Le piège s’est refermé ?
Mais si la France a des objectifs géopolitiques à défendre dans la région, a-t-elle fait le bon choix ? Il était certes contraint devant la pression militaire des forces touaregs et islamistes sur le sud du Mali. Mais il n’est que la conséquence d’une stratégie antérieure incapable de considérer l’indépendance et la souveraineté nationale des pays africains comme une chance pour la France. La destruction de l’état Libyen a ouvert la boite de Pandore des conflits tribaux, transformé la situation politique des touaregs, et le refus de laisser le Mali s’armer [2] a laissé le champ libre... La tentative de coup d’état qui voulait bousculer l’attentisme de ATT a conduit à de laborieuses négociations maintenant le Mali dans une situation d’assisté... Quel rôle jouait la France dans cet attentisme, pendant que de l’autre coté, de Libye en Syrie, elle continuait de faire ami ami avec les financiers des djihadistes...
Les USA peuvent laisser la France en première ligne, avec sans doute l’arrière pensée, qu’elle ne s’en sortira pas seule. Les différences de commentaires sur l’intervention militaire algérienne contre la prise d’otages sont éclairants. Les enjeux géopolitiques sont énormes pour la France dans cette région historique de colonisation, et notamment en Algérie avec les efforts importants d’implantation des USA, et plus récemment l a présence chinoise croissante...

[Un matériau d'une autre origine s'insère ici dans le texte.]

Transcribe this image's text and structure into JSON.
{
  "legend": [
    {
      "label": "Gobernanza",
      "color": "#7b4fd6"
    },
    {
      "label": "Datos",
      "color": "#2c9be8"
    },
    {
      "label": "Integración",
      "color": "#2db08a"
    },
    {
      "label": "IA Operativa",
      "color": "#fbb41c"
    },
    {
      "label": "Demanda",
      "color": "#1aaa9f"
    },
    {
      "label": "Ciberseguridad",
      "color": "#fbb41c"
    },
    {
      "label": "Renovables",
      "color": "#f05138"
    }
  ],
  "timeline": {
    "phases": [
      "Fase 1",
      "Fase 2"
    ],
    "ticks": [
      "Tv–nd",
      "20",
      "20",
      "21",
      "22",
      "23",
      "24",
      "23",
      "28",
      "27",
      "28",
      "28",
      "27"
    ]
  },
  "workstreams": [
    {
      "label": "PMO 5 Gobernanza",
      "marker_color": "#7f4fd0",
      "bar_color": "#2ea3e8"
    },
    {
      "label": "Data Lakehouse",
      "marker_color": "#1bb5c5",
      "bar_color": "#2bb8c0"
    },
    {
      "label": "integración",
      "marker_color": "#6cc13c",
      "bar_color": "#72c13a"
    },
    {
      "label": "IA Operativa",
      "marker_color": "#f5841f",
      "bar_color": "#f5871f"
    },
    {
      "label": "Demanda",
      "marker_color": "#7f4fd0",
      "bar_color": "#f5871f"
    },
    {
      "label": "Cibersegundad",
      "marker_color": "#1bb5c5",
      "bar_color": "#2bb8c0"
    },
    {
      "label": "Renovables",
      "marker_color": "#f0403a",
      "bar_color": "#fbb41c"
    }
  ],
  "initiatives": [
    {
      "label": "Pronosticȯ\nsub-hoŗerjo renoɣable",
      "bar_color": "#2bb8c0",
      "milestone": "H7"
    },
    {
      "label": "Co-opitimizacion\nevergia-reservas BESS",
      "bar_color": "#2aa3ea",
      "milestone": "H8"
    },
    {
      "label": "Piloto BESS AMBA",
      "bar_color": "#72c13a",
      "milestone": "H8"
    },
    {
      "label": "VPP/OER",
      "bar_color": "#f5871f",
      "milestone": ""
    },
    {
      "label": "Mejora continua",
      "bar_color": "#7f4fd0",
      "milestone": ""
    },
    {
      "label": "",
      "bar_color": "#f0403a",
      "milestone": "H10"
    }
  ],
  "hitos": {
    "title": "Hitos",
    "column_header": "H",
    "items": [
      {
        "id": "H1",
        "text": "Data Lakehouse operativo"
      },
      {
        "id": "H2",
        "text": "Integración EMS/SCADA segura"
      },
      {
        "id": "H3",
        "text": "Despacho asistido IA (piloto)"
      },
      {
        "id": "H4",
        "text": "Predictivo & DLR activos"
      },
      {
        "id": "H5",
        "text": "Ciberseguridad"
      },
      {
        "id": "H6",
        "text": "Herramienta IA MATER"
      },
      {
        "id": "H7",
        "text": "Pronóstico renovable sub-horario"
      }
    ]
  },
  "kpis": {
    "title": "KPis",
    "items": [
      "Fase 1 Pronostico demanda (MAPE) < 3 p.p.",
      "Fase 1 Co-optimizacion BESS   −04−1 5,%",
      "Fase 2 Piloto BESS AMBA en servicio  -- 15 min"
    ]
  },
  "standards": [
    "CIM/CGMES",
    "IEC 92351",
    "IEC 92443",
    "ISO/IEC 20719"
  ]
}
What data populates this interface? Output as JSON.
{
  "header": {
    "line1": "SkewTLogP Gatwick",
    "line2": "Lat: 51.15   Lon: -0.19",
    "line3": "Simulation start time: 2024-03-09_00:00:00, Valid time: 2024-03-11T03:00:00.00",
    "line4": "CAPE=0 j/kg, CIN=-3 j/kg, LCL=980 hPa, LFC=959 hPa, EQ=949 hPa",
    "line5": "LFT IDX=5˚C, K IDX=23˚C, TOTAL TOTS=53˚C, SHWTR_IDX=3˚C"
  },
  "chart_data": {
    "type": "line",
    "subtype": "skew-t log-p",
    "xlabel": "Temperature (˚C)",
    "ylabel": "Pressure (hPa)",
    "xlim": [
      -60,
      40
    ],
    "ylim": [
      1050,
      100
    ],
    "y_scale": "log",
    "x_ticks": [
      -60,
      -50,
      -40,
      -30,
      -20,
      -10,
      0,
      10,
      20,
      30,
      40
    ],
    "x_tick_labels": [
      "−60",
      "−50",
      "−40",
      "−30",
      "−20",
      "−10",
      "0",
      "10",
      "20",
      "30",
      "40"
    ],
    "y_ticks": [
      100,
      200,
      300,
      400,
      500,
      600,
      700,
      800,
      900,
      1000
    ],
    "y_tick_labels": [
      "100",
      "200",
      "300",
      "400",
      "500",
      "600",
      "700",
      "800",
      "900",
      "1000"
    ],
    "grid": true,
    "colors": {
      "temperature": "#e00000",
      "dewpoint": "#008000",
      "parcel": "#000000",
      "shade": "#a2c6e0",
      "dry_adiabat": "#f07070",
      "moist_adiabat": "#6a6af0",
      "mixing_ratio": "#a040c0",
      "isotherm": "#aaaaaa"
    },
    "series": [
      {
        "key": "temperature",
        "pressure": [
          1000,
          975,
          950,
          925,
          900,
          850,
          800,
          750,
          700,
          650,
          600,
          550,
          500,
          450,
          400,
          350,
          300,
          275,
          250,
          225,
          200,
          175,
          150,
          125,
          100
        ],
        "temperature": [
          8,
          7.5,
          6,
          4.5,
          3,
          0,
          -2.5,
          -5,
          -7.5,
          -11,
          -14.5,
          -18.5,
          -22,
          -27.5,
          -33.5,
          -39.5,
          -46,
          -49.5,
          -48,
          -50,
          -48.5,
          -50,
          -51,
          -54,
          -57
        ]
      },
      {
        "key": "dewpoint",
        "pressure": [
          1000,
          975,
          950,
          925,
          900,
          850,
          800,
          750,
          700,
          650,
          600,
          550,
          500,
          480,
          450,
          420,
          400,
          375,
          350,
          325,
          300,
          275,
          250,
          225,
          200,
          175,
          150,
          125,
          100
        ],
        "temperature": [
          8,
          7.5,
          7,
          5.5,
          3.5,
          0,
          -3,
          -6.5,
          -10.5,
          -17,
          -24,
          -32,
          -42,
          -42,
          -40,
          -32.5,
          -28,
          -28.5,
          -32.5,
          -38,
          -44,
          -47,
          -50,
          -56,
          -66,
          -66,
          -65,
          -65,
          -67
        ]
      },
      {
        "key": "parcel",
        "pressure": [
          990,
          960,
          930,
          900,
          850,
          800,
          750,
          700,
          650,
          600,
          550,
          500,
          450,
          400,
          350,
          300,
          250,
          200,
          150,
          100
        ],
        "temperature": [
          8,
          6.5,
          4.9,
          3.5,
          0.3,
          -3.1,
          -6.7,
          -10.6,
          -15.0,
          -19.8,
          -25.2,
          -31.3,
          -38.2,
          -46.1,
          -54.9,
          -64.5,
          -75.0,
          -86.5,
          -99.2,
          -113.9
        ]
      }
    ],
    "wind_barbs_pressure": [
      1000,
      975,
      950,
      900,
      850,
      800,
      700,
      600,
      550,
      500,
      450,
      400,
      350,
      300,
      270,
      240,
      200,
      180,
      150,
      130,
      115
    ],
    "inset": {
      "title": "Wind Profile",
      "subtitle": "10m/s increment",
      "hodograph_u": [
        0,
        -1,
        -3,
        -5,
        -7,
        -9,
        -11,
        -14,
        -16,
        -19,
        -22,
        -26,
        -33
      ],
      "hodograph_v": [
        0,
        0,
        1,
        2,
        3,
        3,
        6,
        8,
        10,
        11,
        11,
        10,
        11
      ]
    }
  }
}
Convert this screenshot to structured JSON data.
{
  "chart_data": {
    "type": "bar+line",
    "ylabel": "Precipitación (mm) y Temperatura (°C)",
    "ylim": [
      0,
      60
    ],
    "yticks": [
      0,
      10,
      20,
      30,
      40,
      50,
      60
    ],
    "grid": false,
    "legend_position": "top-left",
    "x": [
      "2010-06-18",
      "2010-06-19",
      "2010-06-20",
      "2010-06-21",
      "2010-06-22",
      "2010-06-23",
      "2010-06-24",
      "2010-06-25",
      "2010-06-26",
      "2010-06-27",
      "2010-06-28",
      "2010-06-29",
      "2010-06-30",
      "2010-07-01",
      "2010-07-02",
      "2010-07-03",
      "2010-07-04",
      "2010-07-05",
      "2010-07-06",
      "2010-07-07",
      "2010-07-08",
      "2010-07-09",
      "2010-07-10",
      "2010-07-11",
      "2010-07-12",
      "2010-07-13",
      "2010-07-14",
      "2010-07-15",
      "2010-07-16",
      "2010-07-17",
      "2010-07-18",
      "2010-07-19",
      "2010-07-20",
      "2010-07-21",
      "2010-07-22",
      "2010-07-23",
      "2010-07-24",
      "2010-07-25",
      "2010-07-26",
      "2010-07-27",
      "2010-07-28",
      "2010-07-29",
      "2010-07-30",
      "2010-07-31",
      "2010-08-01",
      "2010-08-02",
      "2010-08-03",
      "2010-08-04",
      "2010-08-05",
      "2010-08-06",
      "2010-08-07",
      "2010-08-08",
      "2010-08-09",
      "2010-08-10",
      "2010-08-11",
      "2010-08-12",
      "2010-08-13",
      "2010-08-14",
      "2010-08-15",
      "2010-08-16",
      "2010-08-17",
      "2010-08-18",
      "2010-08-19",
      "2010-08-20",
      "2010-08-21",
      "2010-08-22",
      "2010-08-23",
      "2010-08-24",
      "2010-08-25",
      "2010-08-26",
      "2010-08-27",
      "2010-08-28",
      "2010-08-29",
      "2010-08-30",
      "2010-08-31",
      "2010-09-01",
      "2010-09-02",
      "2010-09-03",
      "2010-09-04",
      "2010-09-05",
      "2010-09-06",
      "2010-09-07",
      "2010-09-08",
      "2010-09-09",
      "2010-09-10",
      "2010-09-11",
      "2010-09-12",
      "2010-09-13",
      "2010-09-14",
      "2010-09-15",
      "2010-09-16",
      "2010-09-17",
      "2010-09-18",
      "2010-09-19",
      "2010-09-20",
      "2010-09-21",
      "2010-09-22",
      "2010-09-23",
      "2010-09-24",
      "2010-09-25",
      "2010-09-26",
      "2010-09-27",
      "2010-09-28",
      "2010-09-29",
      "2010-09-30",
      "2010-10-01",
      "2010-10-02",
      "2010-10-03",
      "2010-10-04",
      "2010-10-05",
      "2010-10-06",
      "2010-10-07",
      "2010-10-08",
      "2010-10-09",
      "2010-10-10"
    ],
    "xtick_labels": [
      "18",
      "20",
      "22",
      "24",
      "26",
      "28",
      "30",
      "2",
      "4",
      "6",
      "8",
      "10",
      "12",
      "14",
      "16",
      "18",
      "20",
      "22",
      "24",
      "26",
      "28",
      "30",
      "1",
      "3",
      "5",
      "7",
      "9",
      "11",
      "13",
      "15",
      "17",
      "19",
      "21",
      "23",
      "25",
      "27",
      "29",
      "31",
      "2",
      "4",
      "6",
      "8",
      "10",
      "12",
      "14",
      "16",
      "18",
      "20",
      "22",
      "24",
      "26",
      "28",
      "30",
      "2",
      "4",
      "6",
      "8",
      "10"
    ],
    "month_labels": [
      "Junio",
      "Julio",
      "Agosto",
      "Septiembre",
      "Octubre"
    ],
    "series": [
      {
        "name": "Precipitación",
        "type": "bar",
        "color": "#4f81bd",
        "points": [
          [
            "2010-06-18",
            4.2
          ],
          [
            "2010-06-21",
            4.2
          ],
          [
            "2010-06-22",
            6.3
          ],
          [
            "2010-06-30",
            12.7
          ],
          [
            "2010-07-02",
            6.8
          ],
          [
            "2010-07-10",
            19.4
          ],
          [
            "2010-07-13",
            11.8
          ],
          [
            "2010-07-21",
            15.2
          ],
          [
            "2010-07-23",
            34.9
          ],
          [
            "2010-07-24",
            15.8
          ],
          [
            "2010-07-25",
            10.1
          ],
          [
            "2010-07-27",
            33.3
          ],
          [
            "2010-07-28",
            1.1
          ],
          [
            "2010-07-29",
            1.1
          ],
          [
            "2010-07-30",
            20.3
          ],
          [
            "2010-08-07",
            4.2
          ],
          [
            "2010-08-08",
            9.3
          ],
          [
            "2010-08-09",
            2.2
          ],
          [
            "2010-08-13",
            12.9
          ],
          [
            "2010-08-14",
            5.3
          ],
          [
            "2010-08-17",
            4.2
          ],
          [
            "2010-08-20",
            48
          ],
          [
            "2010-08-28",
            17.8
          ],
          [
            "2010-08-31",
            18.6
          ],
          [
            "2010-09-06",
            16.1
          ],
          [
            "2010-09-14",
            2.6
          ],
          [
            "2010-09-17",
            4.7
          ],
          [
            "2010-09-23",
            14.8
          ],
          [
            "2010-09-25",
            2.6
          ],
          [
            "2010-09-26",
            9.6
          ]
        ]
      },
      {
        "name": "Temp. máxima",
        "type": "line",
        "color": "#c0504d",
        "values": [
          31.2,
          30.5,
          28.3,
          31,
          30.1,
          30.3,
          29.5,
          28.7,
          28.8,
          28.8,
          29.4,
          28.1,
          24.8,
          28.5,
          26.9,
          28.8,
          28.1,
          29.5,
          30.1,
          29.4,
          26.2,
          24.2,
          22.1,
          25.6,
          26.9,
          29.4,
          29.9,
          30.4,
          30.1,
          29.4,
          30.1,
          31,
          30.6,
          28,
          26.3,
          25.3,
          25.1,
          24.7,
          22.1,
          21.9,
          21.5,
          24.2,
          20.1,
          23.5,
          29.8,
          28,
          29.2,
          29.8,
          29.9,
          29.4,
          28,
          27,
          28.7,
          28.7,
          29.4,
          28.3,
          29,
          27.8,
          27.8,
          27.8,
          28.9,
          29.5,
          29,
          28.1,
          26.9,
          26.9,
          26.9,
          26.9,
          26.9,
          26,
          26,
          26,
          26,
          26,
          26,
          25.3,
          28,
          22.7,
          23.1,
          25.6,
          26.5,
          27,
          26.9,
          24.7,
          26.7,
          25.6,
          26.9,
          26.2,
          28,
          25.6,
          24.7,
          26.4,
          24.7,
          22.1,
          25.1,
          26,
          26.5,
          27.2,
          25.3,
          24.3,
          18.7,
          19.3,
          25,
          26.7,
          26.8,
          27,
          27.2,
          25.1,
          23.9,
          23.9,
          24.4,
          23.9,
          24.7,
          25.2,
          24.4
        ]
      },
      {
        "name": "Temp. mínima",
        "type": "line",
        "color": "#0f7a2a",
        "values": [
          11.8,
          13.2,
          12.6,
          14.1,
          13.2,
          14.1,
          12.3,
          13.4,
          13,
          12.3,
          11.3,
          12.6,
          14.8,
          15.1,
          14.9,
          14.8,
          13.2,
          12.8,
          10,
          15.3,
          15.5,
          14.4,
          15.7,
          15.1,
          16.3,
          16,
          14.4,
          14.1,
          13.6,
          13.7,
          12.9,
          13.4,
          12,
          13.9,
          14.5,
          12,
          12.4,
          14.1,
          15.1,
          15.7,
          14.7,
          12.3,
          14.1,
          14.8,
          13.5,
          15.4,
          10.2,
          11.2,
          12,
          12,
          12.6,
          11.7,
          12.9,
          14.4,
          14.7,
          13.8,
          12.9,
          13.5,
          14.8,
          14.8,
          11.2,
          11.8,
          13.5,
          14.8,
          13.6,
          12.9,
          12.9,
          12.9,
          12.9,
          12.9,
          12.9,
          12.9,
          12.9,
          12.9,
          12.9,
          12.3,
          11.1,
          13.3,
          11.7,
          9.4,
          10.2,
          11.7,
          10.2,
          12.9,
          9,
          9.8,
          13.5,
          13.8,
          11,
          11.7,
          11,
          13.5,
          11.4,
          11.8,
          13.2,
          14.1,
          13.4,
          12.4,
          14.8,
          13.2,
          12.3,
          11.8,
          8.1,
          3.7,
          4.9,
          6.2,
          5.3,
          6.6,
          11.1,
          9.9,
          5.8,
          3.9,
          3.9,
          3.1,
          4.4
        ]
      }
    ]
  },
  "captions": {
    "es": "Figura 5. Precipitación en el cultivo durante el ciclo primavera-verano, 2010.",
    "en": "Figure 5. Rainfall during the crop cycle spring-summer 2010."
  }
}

Toute la question pour la France est de savoir ce que deviendra la situation militaire. Les premiers succès, qui étaient attendus compte tenu des moyens militaires mis en œuvre, ne nous disent rien sur la suite de la guerre, et personne ne sait quels sont les objectifs des forces françaises face aux touaregs.
L’état malien qui souhaitait une aide militaire n’a sans doute pas eu beaucoup de liberté dans la définition des conditions de l’intervention Française. En acceptant la solution militaire occidentale, pourra-t-il garder sa souveraineté sur la solution politique dans un an, deux ans ? En tout cas, les négociations que tentaient d’organiser l’Algérie entre le Mali et les touaregs et qui devaient commencer... le jour de l’intervention Française, seront évidemment plus difficiles à relancer.
Par contre, comme en Irak ou en Afghanistan, les djihadistes peuvent se frotter les mains... Ils ont la guerre qu’ils ont cherché, ils peuvent renforcer leur choc de civilisations, s’implanter dans de nouvelles zones ou les relais islamiques ont les moyens de prendre la direction des mosquées, dénoncer le diable occidental avec des arguments sur les inévitables « dommages collatéraux », tout en imposant une régression moyenâgeuse de la société, qui peut paraitre comme la seule issue de société, en l’absence d’un projet libérateur et progressiste.
L’honneur des communistes se joue à leur congrès...
Dans ce contexte, l’unanimité des parlementaires au sénat et à l’assemblée pour soutenir l’action gouvernementale, intégrant apparemment la totalité des parlementaires communistes, est un évènement considérable. Dans les guerres de Yougoslavie, d’Irak ou d’Afghanistan, les députés et les dirigeants communistes avaient toujours fait entendre une voix discordante contre le consensus militariste, même si des ministres communistes avaient participé à un gouvernement décidant de la guerre.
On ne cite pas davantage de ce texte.